Darwin’s teacher, John Stevens Henslow, may have been relegated to an eternity of obscurity were it not for database analytics. For more than two years, a team of researchers worked to uncover a secret hidden in Henslow’s vast, brittle collection of plants — called an herbarium — from more than 160 years ago.
Using the original collection at the University of Cambridge in England, researchers transferred the data into an early beta version of Microsoft Corp.’s SQL Server 2005, said Mark Whitehorn, a database expert who worked on the project. He said the project illustrates SQL Server’s cost efficiency, and Microsoft has been actively promoting the case study.
Microsoft was unaware a beta version of SQL Server 2005 was being used for the project until it was under way, Whitehorn said.
Henslow’s herbarium consists of 3,500 sheets with more than 10,000 dried plant samples he and others collected. At the time, Henslow carefully documented the samples’ origin, quantity, date collected and species, among other data.
Once in the database, scientists with expertise in other areas outside of computer science could pursue inquiries. The team included Professor David Kohn, a Darwin scholar at Drew University in New Jersey; Professor John Parker, a botanist at Cambridge; and Gina Murrell from Cambridge’s herbarium.
Using database analytics, researchers graphed different sets of data and rearranged them until patterns emerged, Whitehorn said.
Researchers were able to draw connections from the plants samples, such as when two collectors may have been traveling with each other at the same time. Plant species could be plotted against time to highlight collection trends from certain years.
Manually extracting the statistics would have been possible, but arduous. Professional scientists have spent their lives “fighting data,” Whitehorn said. “What we were able to do was just remove the barriers.”
A striking conclusion became evident.
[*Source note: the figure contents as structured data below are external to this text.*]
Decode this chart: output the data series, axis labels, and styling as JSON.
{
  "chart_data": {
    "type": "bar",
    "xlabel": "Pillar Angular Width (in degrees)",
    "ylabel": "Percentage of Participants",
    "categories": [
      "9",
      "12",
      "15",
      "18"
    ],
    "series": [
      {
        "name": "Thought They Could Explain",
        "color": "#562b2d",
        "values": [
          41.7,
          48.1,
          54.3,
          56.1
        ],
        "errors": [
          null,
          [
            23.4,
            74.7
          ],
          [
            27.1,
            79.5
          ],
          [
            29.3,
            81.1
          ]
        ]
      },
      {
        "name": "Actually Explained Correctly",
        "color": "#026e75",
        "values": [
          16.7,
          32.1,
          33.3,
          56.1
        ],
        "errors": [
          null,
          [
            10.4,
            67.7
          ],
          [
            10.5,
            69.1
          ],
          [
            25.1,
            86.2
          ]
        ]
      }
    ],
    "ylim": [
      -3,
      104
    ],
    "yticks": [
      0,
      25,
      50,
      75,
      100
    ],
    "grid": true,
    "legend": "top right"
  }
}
The concept of variation — meaning differences within members of a species necessary for survival as a whole — was observed first by Henslow, Whitehorn said.
“What is now very clear to us is that Henslow started studying this variation quite systematically in about the 1820s,” Whitehorn said. “He actually trained Darwin to observe variations between the species.”
Microsoft is hosting an event Wednesday in Cambridge showing how the researchers performed the experiment. Whitehorn said the team will soon publish a paper with more detailed data and analysis of the work.
Henslow aided Darwin in gaining a berth on the HMS Beagle for his 1831 trip to the Galapagos Islands. The trip was influential in Darwin’s writing of “On the Origin of Species,” his 1859 work detailing evolutionary theory.
Why use Microsoft’s SQL Server 2005? Whitehorn, a self-described “database geek,” said the analytics capabilities of the product have improved dramatically.
Microsoft’s analytical engine allowed for a transparent, organized walk through the data, Whitehorn said. The researchers used a product from ProClarity Corp., which Microsoft on Monday agreed to acquire, as a querying tool.
Databases from Oracle Corp. and IBM Corp. could have made the same discovery, but at a higher cost, Whitehorn said.
Microsoft, which had held solid ground with SQL Server 2000 among smaller businesses, thrust into the enterprise market last fall with upgraded capabilities with the release of SQL Server 2005.